If you have a positive number once you’ve deducted all expenses, your cash flow is a net positive. If, however, the number is negative, it’s time to re-evaluate how you’re operating your rental property to get things back on track.
Creating Cash Flow
The simplest way to create cash flow at your rental property is to raise your rent. Simple concept, to be sure, but one that is critical to keep up on as your monthly expenses rise from year to year due to tax increases, insurance increases, bank fee increases, maintenance costs, or other issues.
Rent increases aren’t always possible, however, and your cash flow opportunity may be limited by what the market can bear. Markets may go up, but they can also come crashing back down.
Other ways to create more cash flow is to increase the value that your property offers tenants. This could be something like building a garage if your rental doesn’t currently offer one, or making other renovations that add value to your property. The caveat here is that the increased monthly rental income generated by the renovations would cover the expenses of building them.

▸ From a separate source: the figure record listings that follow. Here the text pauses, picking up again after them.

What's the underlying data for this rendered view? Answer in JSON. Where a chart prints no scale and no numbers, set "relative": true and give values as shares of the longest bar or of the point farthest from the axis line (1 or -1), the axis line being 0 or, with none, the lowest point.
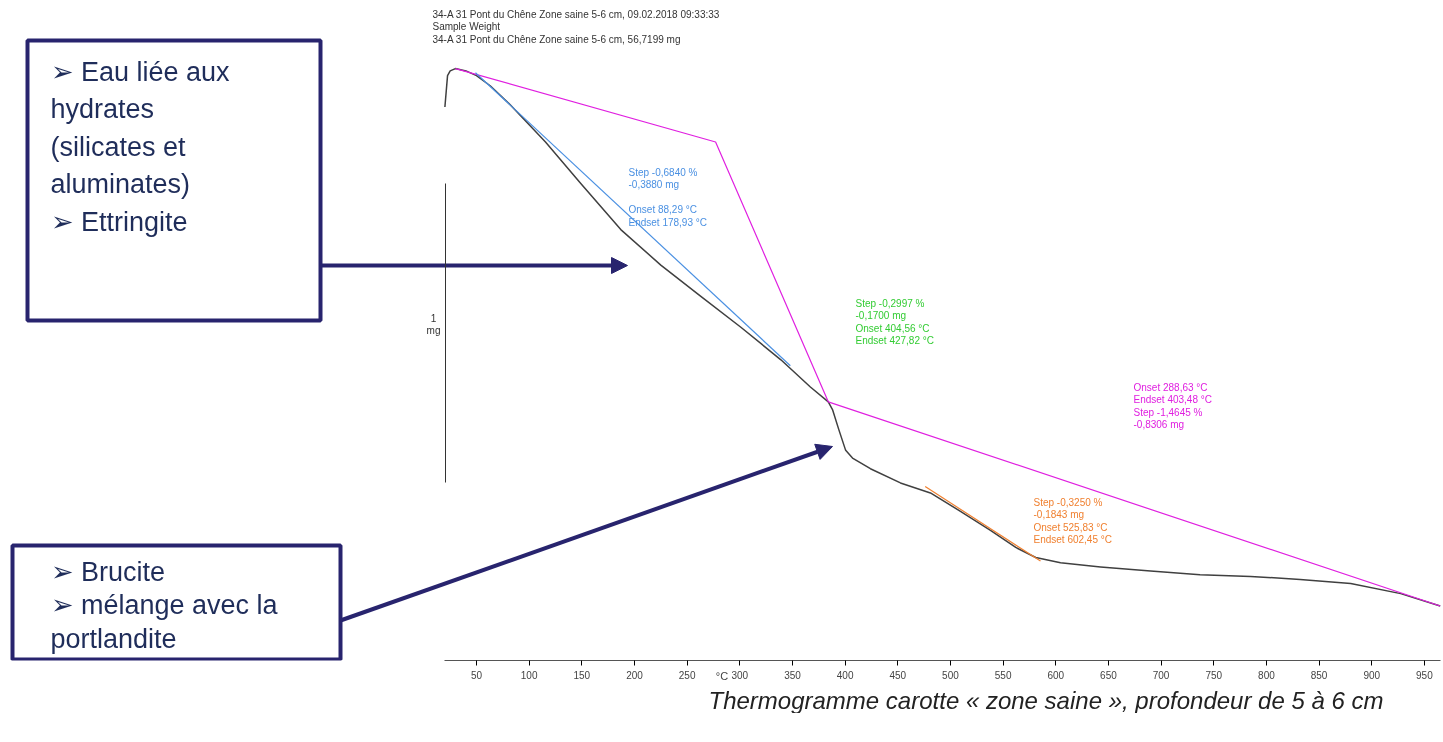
{
  "chart_data": {
    "type": "line",
    "relative": true,
    "xlabel": "°C",
    "xlim": [
      20,
      965
    ],
    "xticks": [
      50,
      100,
      150,
      200,
      250,
      300,
      350,
      400,
      450,
      500,
      550,
      600,
      650,
      700,
      750,
      800,
      850,
      900,
      950
    ],
    "grid": false,
    "marker": "none",
    "line_style": "solid",
    "series": [
      {
        "color": "#404040",
        "x": [
          20,
          22.5,
          25,
          30,
          40,
          50,
          63,
          82,
          115.5,
          149,
          187,
          225,
          263,
          301,
          339,
          367,
          384,
          388,
          394,
          400.5,
          407,
          424,
          452.5,
          481,
          509.5,
          538,
          562,
          581,
          604.5,
          642.5,
          690,
          737,
          785,
          832,
          880,
          927.5,
          965
        ],
        "values": [
          0.935,
          0.988,
          0.996,
          1.0,
          0.996,
          0.988,
          0.971,
          0.939,
          0.876,
          0.806,
          0.728,
          0.668,
          0.615,
          0.563,
          0.508,
          0.462,
          0.437,
          0.424,
          0.39,
          0.355,
          0.342,
          0.324,
          0.3,
          0.283,
          0.252,
          0.22,
          0.191,
          0.174,
          0.165,
          0.158,
          0.151,
          0.145,
          0.142,
          0.137,
          0.13,
          0.113,
          0.092
        ]
      },
      {
        "color": "#e020e0",
        "x": [
          30,
          277,
          384,
          965
        ],
        "values": [
          1.0,
          0.876,
          0.437,
          0.092
        ]
      },
      {
        "color": "#4a90e2",
        "x": [
          49,
          348
        ],
        "values": [
          0.993,
          0.498
        ]
      },
      {
        "color": "#f08030",
        "x": [
          476,
          585.5
        ],
        "values": [
          0.294,
          0.168
        ]
      }
    ],
    "annotations": [
      "34-A 31 Pont du Chêne Zone saine 5-6 cm, 09.02.2018 09:33:33\nSample Weight\n34-A 31 Pont du Chêne Zone saine 5-6 cm, 56,7199 mg",
      "1\nmg",
      "Step   -0,6840 %\n           -0,3880 mg\n\n  Onset    88,29 °C\n  Endset   178,93 °C",
      "Step   -0,2997 %\n           -0,1700 mg\n  Onset    404,56 °C\n  Endset   427,82 °C",
      "Onset    288,63 °C\nEndset   403,48 °C\n   Step   -1,4645 %\n             -0,8306 mg",
      "Step   -0,3250 %\n           -0,1843 mg\n                              Onset    525,83 °C\n                              Endset   602,45 °C",
      "➢  Eau liée aux\n     hydrates\n     (silicates et\n     aluminates)\n➢  Ettringite",
      "➢  Brucite\n➢  mélange avec la\n     portlandite",
      "Thermogramme carotte « zone saine », profondeur de 5 à 6 cm"
    ]
  }
}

Amortization can also generate additional cash flow. You may have a shorter term mortgage which, if it were to be drawn out over a longer term, could generate higher cash flow as you lower your monthly mortgage cost. Keep in mind, however, that this means paying more interest over the long-run – which may not be an issue if it remains a rental over that time period.
Consider Other Expenses
While many expenses are obvious, as they have a high impact on the cash flow at your rental, a deeper dig can reveal a multitude of other issues that come up which can have a large, net impact on your property’s cash flow.
Tax assessments can be an area of expense. Particularly in the Puget Sound region, as so many tax issues are tied to property taxes at the same time that property values are increasing up by 10% annually. Keeping a close eye on your property’s assessment, and understanding the process for appealing assessments, is a crucial, first step to preserving your cash flow.
Utility expenses, or, rather, lowering them, can be another hidden way to generate cash flow by reducing your expenses. Upgrading appliances or other features such as light and water fixtures can drastically reduce consumption and your utility costs. There are many incentive programs available for these types of upgrades, too, so consider contacting your utility to see what’s available for your property.
Find Quality Tenants
This may be overly simplistic to say, but the quality of your tenants will have a huge impact on your bottom line financials. Ensuring your tenant screening process is comprehensive will get you a quality renter who is more likely to take care of the property and pay rent on time.